$f:[a,b] \rightarrow R$ is continuous, then $f$ is uniformly continuous

Question

$f:[a,b] \rightarrow R$ is continuous, then $f$ is uniformly continuous.

Proof from my lecture:

Suppose $f$ is not uniformly continuous. Then, $\exists \varepsilon$ such that $\forall \delta$, $\exists x,y \in [a,b]$ with $|x-y|<\delta$, and $|f(x)-f(y)|<\varepsilon$.

Let $\delta = 1/n$ for $n\in Z^+$, and $x_n,y_n \in [a,b]$. Then, $|x_n-y_n|<1/n.$ By Bolzano theorem, there exists a subsequence $x_{n_k}$ such that $\lim_{k \to \infty} x_{n_k} = x$. In addition,$y_{n_k}$ has a subsequence $y_{n_{k_l}}$ such that $\lim_{l \to \infty} y_{n_{k_l}}=y.$

Then, $|x_{n_{k_l}}-y_{n_{k_l}}|<1/n_{k_l}\le 1/l$.So if we take a limit from $l$ to $\infty$, we get $x=y$.

My question is why do we use $y_{n_{k_l}}$ instead of $y_{n_{k}}$? Since the domain is bounded, $y_{n_k}$ is also convergent subsequence, but my lecturer uses another subsequence of a subsequence and I feel it makes the proof more complicated. But, I guess there must be a reason for this. Could you tell me what am I missing here?

Thank you in advance.

Answer 1

Based on the comments below your question, it looks like it boils down to a confusion about what Bozano's theorem guarantees.

Every real bounded sequence $(a_n)_n$ has a convergent subsequence $(a_{n_k})_k$.

This is not saying that if I get two bounded sequences $(a_n)_n$ and $(b_n)_n$, by applying Bolzano to each of them separately I will get the same sequence of indices $n_1 < \dots < n_k<\dots$ such that $(a_{n_k})_k$ and $(b_{n_k})_k$ are both convergent. The subsequence of indices may not be the same, and that is why your teacher applies Bolzano's theorem to a subsequence of $(y_n)_n$ instead of directly to $(y_n)_n$. (But you seem to be confused by the notation $(n_k)_k$ -- it may be worth going and see what it actually means, i.e., the definition of a subsequence.)

An example: the sequences $(a_n)_n$ and $(b_n)_n$ defined by $a_n = (-1)^n$ and $b_{2n}=b_{2n+1}=(-1)^n$ are both bounded. If you apply Boznao's theorem to the first, you may get $(n_k)_k = (2k)_k$ (even indices), as $(a_{2n})_n$ is a constant and hence convergent subsequence of $(a_n)_n$.
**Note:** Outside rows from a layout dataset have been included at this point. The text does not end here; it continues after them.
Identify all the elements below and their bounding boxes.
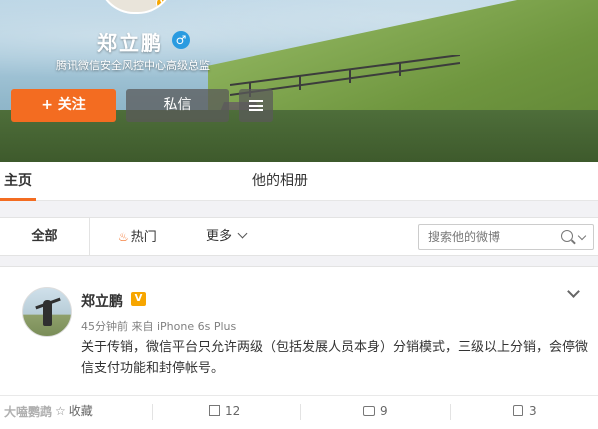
post-text: 关于传销，微信平台只允许两级（包括发展人员本身）分销模式，三级以上分销，会停微信… xyxy=(81,340,589,376)
post-card: 郑立鹏 V 45分钟前 来自 iPhone 6s Plus 关于传销，微信平台只… xyxy=(0,266,598,429)
repost-count: 12 xyxy=(225,404,241,418)
watermark: 大嗑鹦鹉 xyxy=(4,405,53,419)
more-menu-button[interactable] xyxy=(239,89,273,122)
action-divider xyxy=(450,404,451,420)
profile-description: 腾讯微信安全风控中心高级总监 xyxy=(56,59,210,72)
search-box xyxy=(418,224,594,250)
post-meta[interactable]: 45分钟前 来自 iPhone 6s Plus xyxy=(81,318,236,334)
profile-cover: V 郑立鹏 ♂ 腾讯微信安全风控中心高级总监 + 关注 私信 xyxy=(0,0,598,162)
profile-name: 郑立鹏 xyxy=(97,31,163,55)
star-icon: ☆ xyxy=(55,404,66,418)
profile-tabs: 主页 他的相册 xyxy=(0,162,598,201)
action-divider xyxy=(300,404,301,420)
tab-album[interactable]: 他的相册 xyxy=(252,162,308,201)
menu-icon xyxy=(249,100,263,111)
filter-hot-label: 热门 xyxy=(130,230,157,245)
comment-button[interactable]: 9 xyxy=(363,396,388,426)
search-icon[interactable] xyxy=(561,230,573,242)
vip-badge-icon: V xyxy=(131,292,146,306)
search-dropdown-icon[interactable] xyxy=(577,231,587,241)
tab-home[interactable]: 主页 xyxy=(0,162,36,201)
post-actions: ☆ 收藏 12 9 3 xyxy=(0,395,598,425)
favorite-label: 收藏 xyxy=(68,404,93,418)
filter-more-label: 更多 xyxy=(206,229,233,244)
search-input[interactable] xyxy=(419,225,549,249)
share-icon xyxy=(209,405,220,416)
favorite-button[interactable]: ☆ 收藏 xyxy=(55,396,93,426)
gender-male-icon: ♂ xyxy=(172,31,190,49)
like-count: 3 xyxy=(529,404,537,418)
post-author[interactable]: 郑立鹏 xyxy=(81,291,123,311)
chevron-down-icon xyxy=(237,228,248,239)
follow-button[interactable]: + 关注 xyxy=(11,89,116,122)
post-options-chevron-icon[interactable] xyxy=(567,285,580,298)
action-divider xyxy=(152,404,153,420)
plus-icon: + xyxy=(41,97,53,113)
message-button[interactable]: 私信 xyxy=(126,89,229,122)
filter-all[interactable]: 全部 xyxy=(0,218,90,256)
comment-icon xyxy=(363,406,375,416)
comment-count: 9 xyxy=(380,404,388,418)
flame-icon: ♨ xyxy=(118,230,129,244)
like-icon xyxy=(513,405,523,416)
like-button[interactable]: 3 xyxy=(513,396,537,426)
post-avatar[interactable] xyxy=(22,287,72,337)
filter-more[interactable]: 更多 xyxy=(206,218,248,256)
follow-button-label: 关注 xyxy=(57,97,86,113)
feed-filter-bar: 全部 ♨ 热门 更多 xyxy=(0,217,598,256)
avatar-figure xyxy=(43,300,52,326)
repost-button[interactable]: 12 xyxy=(209,396,240,426)
filter-hot[interactable]: ♨ 热门 xyxy=(118,218,157,256)
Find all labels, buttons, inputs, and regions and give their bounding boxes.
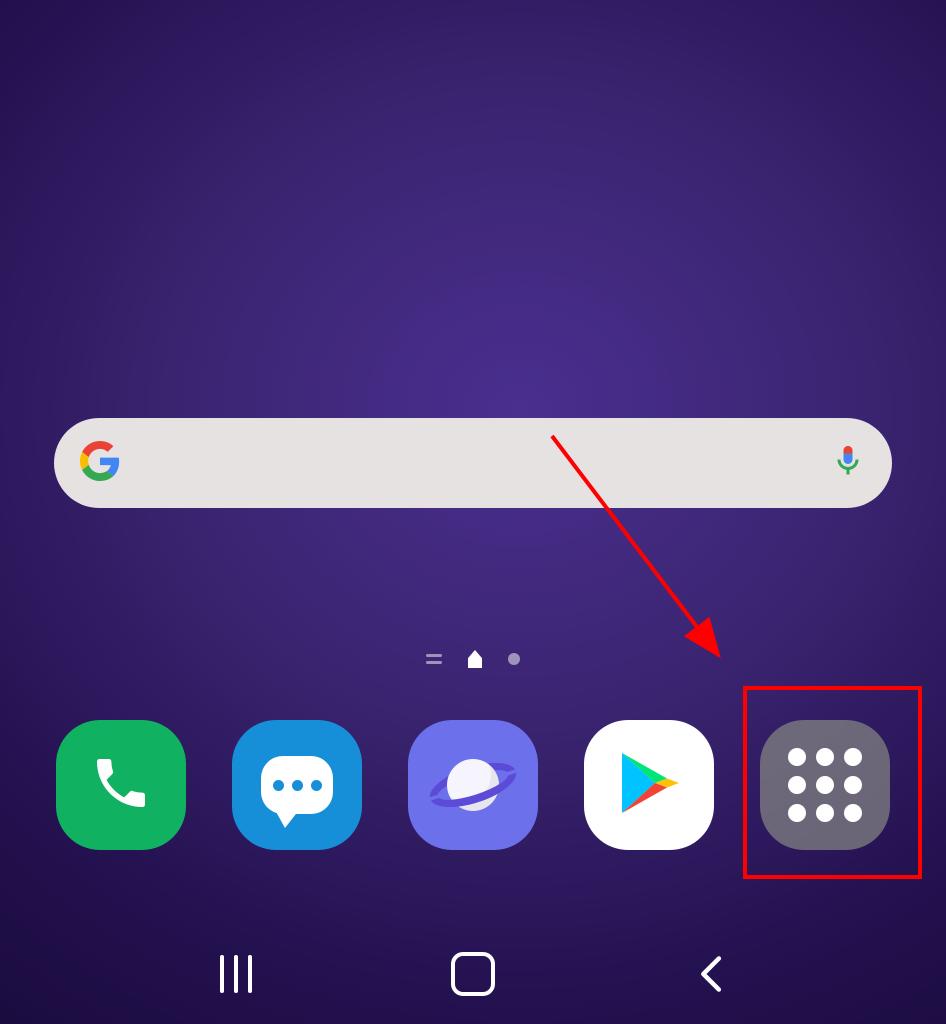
planet-icon: [437, 749, 509, 821]
internet-browser-app[interactable]: [408, 720, 538, 850]
nav-back-button[interactable]: [694, 954, 726, 994]
google-logo-icon: [80, 441, 120, 486]
phone-icon: [89, 751, 153, 820]
page-indicator-page2-icon[interactable]: [508, 653, 520, 665]
microphone-icon[interactable]: [830, 443, 866, 484]
page-indicator-panel-icon[interactable]: [426, 654, 442, 664]
messages-icon: [261, 756, 333, 814]
google-search-widget[interactable]: [54, 418, 892, 508]
page-indicator-home-icon[interactable]: [468, 650, 482, 668]
nav-recent-button[interactable]: [220, 955, 252, 993]
messages-app[interactable]: [232, 720, 362, 850]
navigation-bar: [0, 944, 946, 1004]
annotation-highlight-box: [743, 686, 922, 879]
phone-app[interactable]: [56, 720, 186, 850]
page-indicator: [0, 650, 946, 668]
home-screen: [0, 0, 946, 1024]
play-store-icon: [613, 747, 685, 824]
nav-home-button[interactable]: [451, 952, 495, 996]
chevron-left-icon: [694, 954, 726, 994]
play-store-app[interactable]: [584, 720, 714, 850]
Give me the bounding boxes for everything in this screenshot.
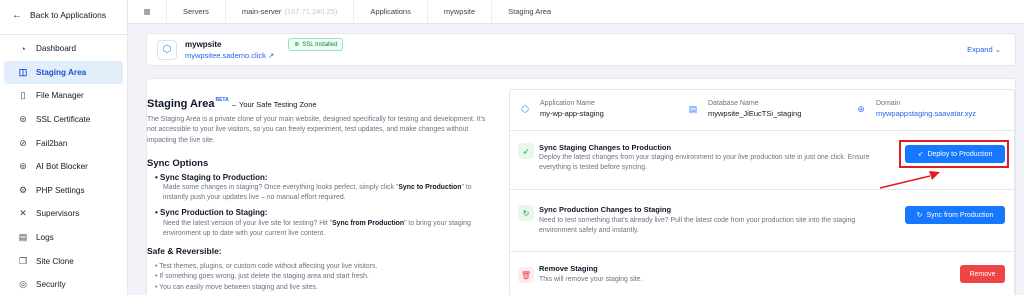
stack-icon: ◫ bbox=[18, 66, 28, 77]
staging-actions-card: ⬡ Application Name my-wp-app-staging ▤ D… bbox=[509, 89, 1015, 295]
back-to-applications-link[interactable]: ← Back to Applications bbox=[0, 0, 127, 30]
list-item: • Test themes, plugins, or custom code w… bbox=[155, 263, 378, 270]
sidebar-item-label: Dashboard bbox=[36, 44, 77, 54]
sync-from-production-button[interactable]: ↻ Sync from Production bbox=[905, 206, 1005, 224]
deploy-description: Deploy the latest changes from your stag… bbox=[539, 154, 870, 171]
sidebar-item-fail2ban[interactable]: ⊘ Fail2ban bbox=[4, 131, 123, 155]
database-name-label: Database Name bbox=[708, 100, 759, 107]
sidebar-item-logs[interactable]: ▤ Logs bbox=[4, 226, 123, 250]
back-label: Back to Applications bbox=[30, 10, 107, 20]
arrow-left-icon: ← bbox=[12, 9, 22, 21]
sidebar-item-label: SSL Certificate bbox=[36, 115, 91, 125]
sidebar-divider bbox=[0, 34, 127, 35]
beta-badge: BETA bbox=[215, 97, 229, 103]
ssl-status-badge: ⊛ SSL Installed bbox=[288, 38, 344, 51]
sync-icon: ↻ bbox=[916, 212, 923, 219]
sync-to-production-desc: Made some changes in staging? Once every… bbox=[163, 184, 472, 202]
ssl-certificate-icon: ⊜ bbox=[19, 114, 27, 125]
sidebar-item-staging-area[interactable]: ◫ Staging Area bbox=[4, 60, 123, 85]
list-item: • If something goes wrong, just delete t… bbox=[155, 273, 369, 280]
sidebar-item-supervisors[interactable]: ✕ Supervisors bbox=[4, 202, 123, 226]
safe-reversible-title: Safe & Reversible: bbox=[147, 246, 222, 256]
sync-title: Sync Production Changes to Staging bbox=[539, 205, 672, 214]
sidebar-item-label: Security bbox=[36, 280, 66, 290]
deploy-row: ➶ Sync Staging Changes to Production Dep… bbox=[510, 130, 1014, 189]
sidebar-item-dashboard[interactable]: ◔ Dashboard bbox=[4, 37, 123, 61]
staging-info: Staging AreaBETA – Your Safe Testing Zon… bbox=[147, 79, 499, 295]
sidebar-item-label: AI Bot Blocker bbox=[36, 162, 88, 172]
robot-icon: ⊚ bbox=[19, 161, 27, 172]
tools-icon: ✕ bbox=[19, 208, 27, 219]
sync-to-production-heading: • Sync Staging to Production: bbox=[155, 173, 268, 182]
chevron-down-icon: ⌄ bbox=[994, 45, 1001, 54]
sidebar: ← Back to Applications ◔ Dashboard ◫ Sta… bbox=[0, 0, 128, 295]
external-link-icon: ↗ bbox=[267, 50, 275, 60]
server-ip: (167.71.240.25) bbox=[284, 7, 338, 16]
sidebar-item-php-settings[interactable]: ⚙ PHP Settings bbox=[4, 179, 123, 203]
domain-label: Domain bbox=[876, 100, 901, 107]
file-icon: ▯ bbox=[20, 90, 26, 101]
sidebar-item-label: Logs bbox=[36, 233, 54, 243]
database-name-value: mywpsite_JiEucTSi_staging bbox=[708, 109, 802, 118]
sidebar-item-label: File Manager bbox=[36, 91, 84, 101]
staging-description: The Staging Area is a private clone of y… bbox=[147, 116, 486, 144]
breadcrumb-servers[interactable]: Servers bbox=[166, 0, 225, 23]
sidebar-item-label: Fail2ban bbox=[36, 138, 68, 148]
sidebar-item-site-clone[interactable]: ❐ Site Clone bbox=[4, 249, 123, 273]
sidebar-item-ssl-certificate[interactable]: ⊜ SSL Certificate bbox=[4, 108, 123, 132]
breadcrumb: ▦ Servers main-server (167.71.240.25) App… bbox=[128, 0, 1024, 24]
remove-staging-button[interactable]: Remove bbox=[960, 265, 1005, 283]
sync-description: Need to test something that's already li… bbox=[539, 217, 856, 234]
sidebar-item-label: Staging Area bbox=[36, 67, 87, 77]
globe-icon: ⊕ bbox=[857, 103, 865, 114]
remove-row: 🗑 Remove Staging This will remove your s… bbox=[510, 251, 1014, 295]
breadcrumb-app[interactable]: mywpsite bbox=[426, 0, 491, 23]
document-icon: ▤ bbox=[18, 232, 28, 243]
page-subtitle: Your Safe Testing Zone bbox=[239, 100, 317, 109]
remove-title: Remove Staging bbox=[539, 264, 598, 273]
deploy-title: Sync Staging Changes to Production bbox=[539, 143, 672, 152]
breadcrumb-applications[interactable]: Applications bbox=[353, 0, 426, 23]
speedometer-icon: ◔ bbox=[20, 43, 26, 54]
rocket-icon: ➶ bbox=[518, 143, 534, 159]
site-url-link[interactable]: mywpsitee.sademo.click ↗ bbox=[185, 51, 274, 60]
sidebar-item-label: PHP Settings bbox=[36, 185, 85, 195]
shield-icon: ◎ bbox=[19, 279, 27, 290]
clone-icon: ❐ bbox=[18, 255, 28, 266]
expand-button[interactable]: Expand ⌄ bbox=[967, 45, 1001, 54]
database-icon: ▤ bbox=[688, 103, 698, 114]
cube-icon: ⬡ bbox=[521, 103, 529, 114]
sync-options-title: Sync Options bbox=[147, 158, 209, 169]
sync-row: ↻ Sync Production Changes to Staging Nee… bbox=[510, 189, 1014, 251]
site-name: mywpsite bbox=[185, 39, 222, 49]
application-name-label: Application Name bbox=[540, 100, 595, 107]
sidebar-item-label: Supervisors bbox=[36, 209, 80, 219]
staging-details-row: ⬡ Application Name my-wp-app-staging ▤ D… bbox=[510, 90, 1014, 128]
cube-icon: ⬡ bbox=[157, 39, 177, 60]
sidebar-item-label: Site Clone bbox=[36, 256, 74, 266]
highlight-box bbox=[899, 140, 1009, 168]
breadcrumb-current: Staging Area bbox=[491, 0, 567, 23]
check-circle-icon: ⊛ bbox=[294, 42, 300, 48]
breadcrumb-server[interactable]: main-server (167.71.240.25) bbox=[224, 0, 354, 23]
remove-description: This will remove your staging site. bbox=[539, 276, 643, 283]
staging-panel: Staging AreaBETA – Your Safe Testing Zon… bbox=[146, 78, 1016, 295]
page-title: Staging AreaBETA – Your Safe Testing Zon… bbox=[147, 97, 317, 110]
site-card: ⬡ mywpsite mywpsitee.sademo.click ↗ ⊛ SS… bbox=[146, 33, 1016, 66]
sidebar-item-security[interactable]: ◎ Security bbox=[4, 273, 123, 295]
sync-icon: ↻ bbox=[518, 205, 534, 221]
gear-icon: ⚙ bbox=[18, 184, 28, 195]
list-item: • You can easily move between staging an… bbox=[155, 284, 318, 291]
application-name-value: my-wp-app-staging bbox=[540, 109, 604, 118]
sync-to-staging-heading: • Sync Production to Staging: bbox=[155, 208, 268, 217]
sidebar-item-file-manager[interactable]: ▯ File Manager bbox=[4, 84, 123, 108]
sidebar-toggle-icon[interactable]: ▦ bbox=[128, 7, 166, 16]
trash-icon: 🗑 bbox=[518, 267, 534, 283]
ban-icon: ⊘ bbox=[19, 137, 27, 148]
domain-link[interactable]: mywpappstaging.saavatar.xyz bbox=[876, 109, 976, 118]
sidebar-item-ai-bot-blocker[interactable]: ⊚ AI Bot Blocker bbox=[4, 155, 123, 179]
sync-to-staging-desc: Need the latest version of your live sit… bbox=[163, 220, 471, 238]
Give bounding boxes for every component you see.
But $(b_{2n})_n$ is not a convergent subsequence of $(b_n)_n$. Appplying Bolzano to $(b_n)_n$ may have given you another sequence of indices, e.g. $(n_k)_k = (4k)_k$ (as $(b_{4n})_n$ is a convergent subsequence of $(b_n)_n$).

Answer 2

You want to get two sequences $x_n,y_n$ with the properties $|x_n-y_n|<1/n,|f(x_n)-f(y_n)|>\varepsilon,\lim_{n \to \infty} x_n=x,\lim_{n \to \infty} y_n=y$. From this, you could deduce $x=y$, which would allow you to derive a contradiction.

Why don't you have this immediately? Because $x_n$ and $y_n$ don't have to converge. You can use sequential compactness to obtain subsequences $x_{f(n)},y_{g(n)}$ that converge, where $f,g$ are strictly increasing functions from $\mathbb{N}$ to $\mathbb{N}$. That's all well and good, but $f(n) \neq g(n)$ in general so you don't know $|x_{f(n)}-y_{g(n)}|$ is small anymore. What you want to do instead is to pick the same subsequence of indices for both of them. Proceeding this way, you're stuck: there is no guarantee that $f(n)$ and $g(n)$ have any terms in common, so there is no way to extract a common subsequence of both of them to finish the problem.

The workaround is to first find $f(n)$ with $x_{f(n)}$ converging, and then look at the sequence $y_{f(n)}$. You can then find a subsequence $y_{h(f(n))}$ that converges. Since $x_{f(n)}$ converges, so does $x_{h(f(n))}$, so now $x_{h(f(n))}$ and $y_{h(f(n))}$ have the properties we wanted in the first paragraph.